Right, and maybe that’s a good thing. Of course there has to be a balance— we can’t just naively give up all security and readiness, because then someone else would exploit us. But in my opinion, if we seek a peaceful world and want to retain legitimacy at home and abroad, we should be more discerning and reluctant to use force unless absolutely necessary.

Today I still believe that war is sometimes necessary. I don’t like war, I hate war, but I think it’s sometimes necessary. I think it’s possible that we have sometimes been too quick to use the military and go to war.

Right, and as you were saying, many people are already having these second doubts, so the military has to deal with this issue whether MDMA becomes legal or not. It’s just that this therapy might somewhat accelerate that process.

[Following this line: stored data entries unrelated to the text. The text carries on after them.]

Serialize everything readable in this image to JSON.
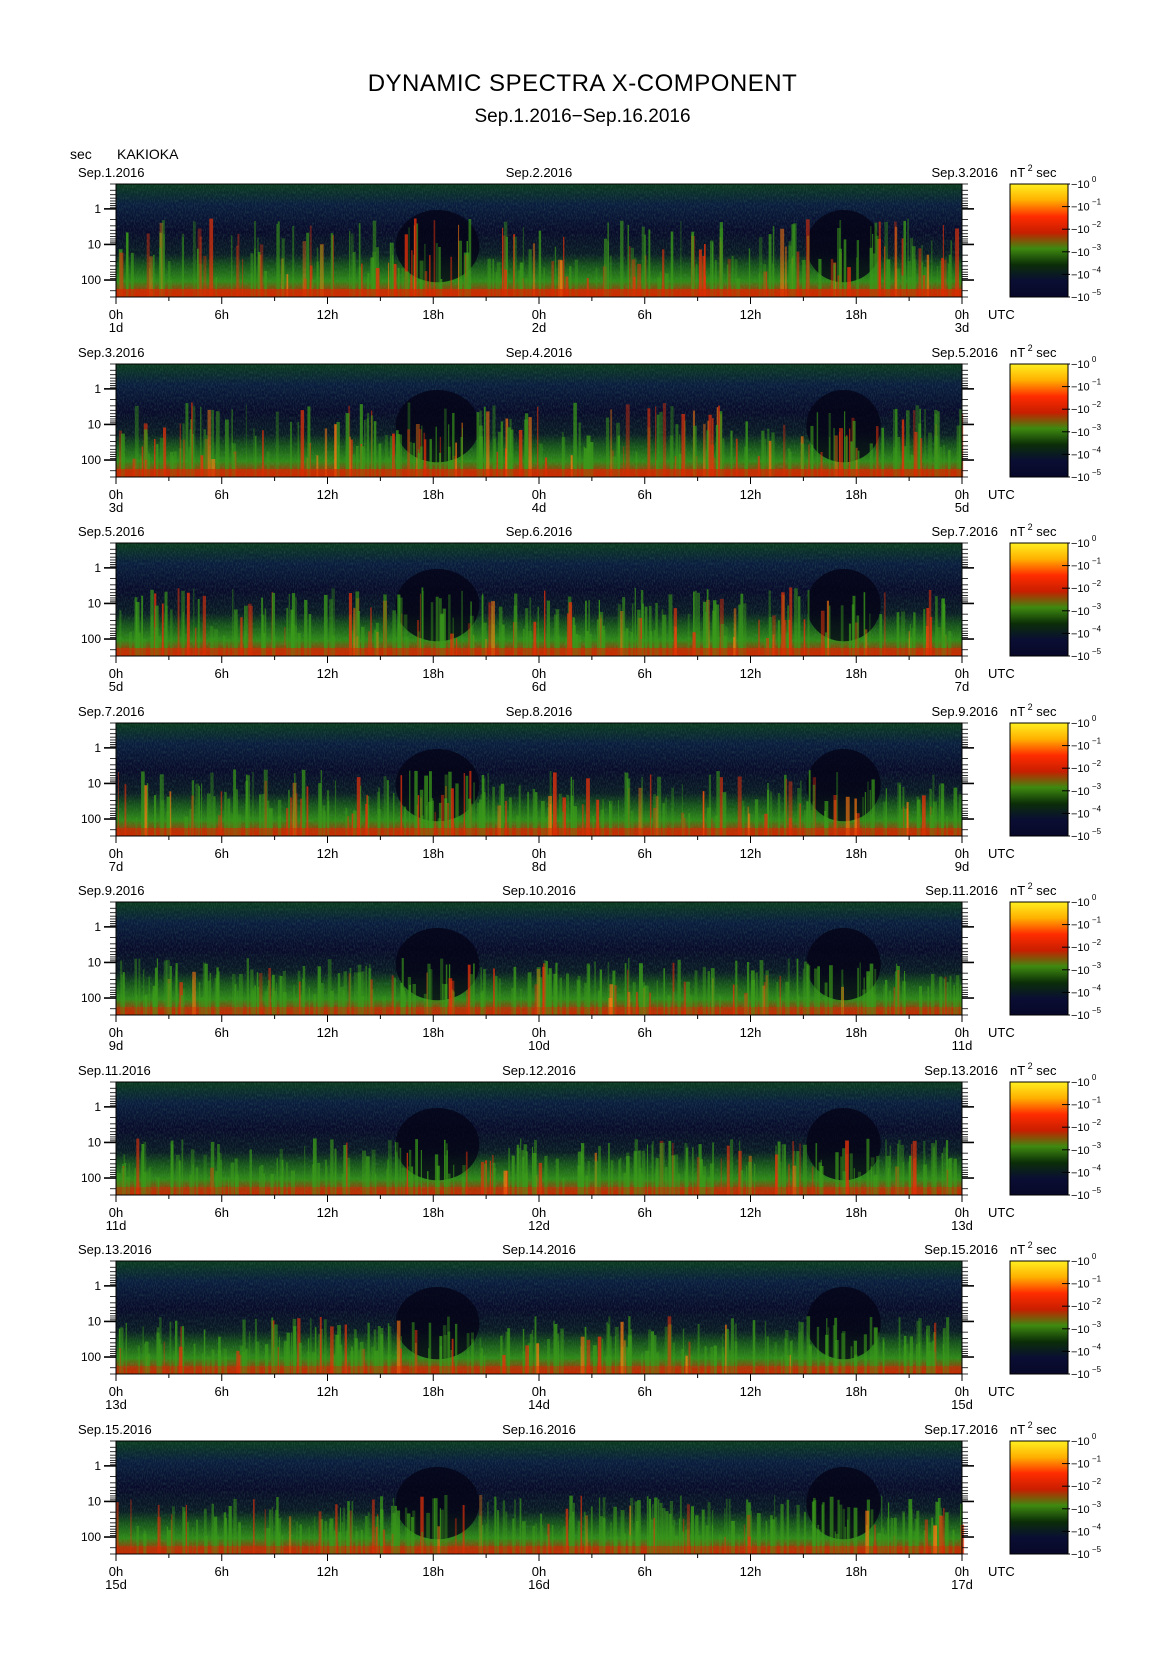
{
  "header": {
    "title": "DYNAMIC SPECTRA X-COMPONENT",
    "subtitle": "Sep.1.2016−Sep.16.2016",
    "y_unit": "sec",
    "station": "KAKIOKA"
  },
  "chart_data": {
    "type": "heatmap",
    "title": "DYNAMIC SPECTRA X-COMPONENT",
    "subtitle": "Sep.1.2016−Sep.16.2016",
    "ylabel": "sec",
    "station": "KAKIOKA",
    "y_scale": "log-reversed",
    "y_range_sec": [
      0.2,
      300
    ],
    "y_ticks": [
      "1",
      "10",
      "100"
    ],
    "x_tick_labels": [
      "0h",
      "6h",
      "12h",
      "18h",
      "0h",
      "6h",
      "12h",
      "18h",
      "0h"
    ],
    "x_unit_label": "UTC",
    "colorbar": {
      "unit": "nT",
      "unit_sup": "2",
      "unit_suffix": "sec",
      "base": "10",
      "exponents": [
        "0",
        "−1",
        "−2",
        "−3",
        "−4",
        "−5"
      ],
      "colors_top_to_bottom": [
        "#ffef20",
        "#ffb000",
        "#ff2c00",
        "#c81e00",
        "#3e8a10",
        "#0b2e08",
        "#0a0e33",
        "#080828"
      ]
    },
    "panels": [
      {
        "date_left": "Sep.1.2016",
        "date_mid": "Sep.2.2016",
        "date_right": "Sep.3.2016",
        "day_left": "1d",
        "day_mid": "2d",
        "day_right": "3d",
        "activity": 0.85
      },
      {
        "date_left": "Sep.3.2016",
        "date_mid": "Sep.4.2016",
        "date_right": "Sep.5.2016",
        "day_left": "3d",
        "day_mid": "4d",
        "day_right": "5d",
        "activity": 0.75
      },
      {
        "date_left": "Sep.5.2016",
        "date_mid": "Sep.6.2016",
        "date_right": "Sep.7.2016",
        "day_left": "5d",
        "day_mid": "6d",
        "day_right": "7d",
        "activity": 0.6
      },
      {
        "date_left": "Sep.7.2016",
        "date_mid": "Sep.8.2016",
        "date_right": "Sep.9.2016",
        "day_left": "7d",
        "day_mid": "8d",
        "day_right": "9d",
        "activity": 0.55
      },
      {
        "date_left": "Sep.9.2016",
        "date_mid": "Sep.10.2016",
        "date_right": "Sep.11.2016",
        "day_left": "9d",
        "day_mid": "10d",
        "day_right": "11d",
        "activity": 0.3
      },
      {
        "date_left": "Sep.11.2016",
        "date_mid": "Sep.12.2016",
        "date_right": "Sep.13.2016",
        "day_left": "11d",
        "day_mid": "12d",
        "day_right": "13d",
        "activity": 0.3
      },
      {
        "date_left": "Sep.13.2016",
        "date_mid": "Sep.14.2016",
        "date_right": "Sep.15.2016",
        "day_left": "13d",
        "day_mid": "14d",
        "day_right": "15d",
        "activity": 0.32
      },
      {
        "date_left": "Sep.15.2016",
        "date_mid": "Sep.16.2016",
        "date_right": "Sep.17.2016",
        "day_left": "15d",
        "day_mid": "16d",
        "day_right": "17d",
        "activity": 0.35
      }
    ]
  }
}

For some people, maybe. As powerful as the MDMA experience is, the realities of war and killing already force people to face this moral issue, so I doubt it will be disruptive.

Do you think that once MDMA therapy is legalized, the military will instantly adopt it? Will there be a lag time?

I don’t think there will be much of a wait, because it addresses so many problems. One of the things about the military is that a lot of people don’t report and don’t seek mental health treatment because they are afraid to be kicked out. But if they know they can get treatment and get better and stay in their jobs, they will be more likely to seek help. And for those on their way out, we can get them the help they need so they can reenter society without a debilitating condition. With MDMA, we are not treating the symptoms or relying on an ongoing prescription, we are actually treating the trauma itself—and that’s one of the most remarkable things about this medication.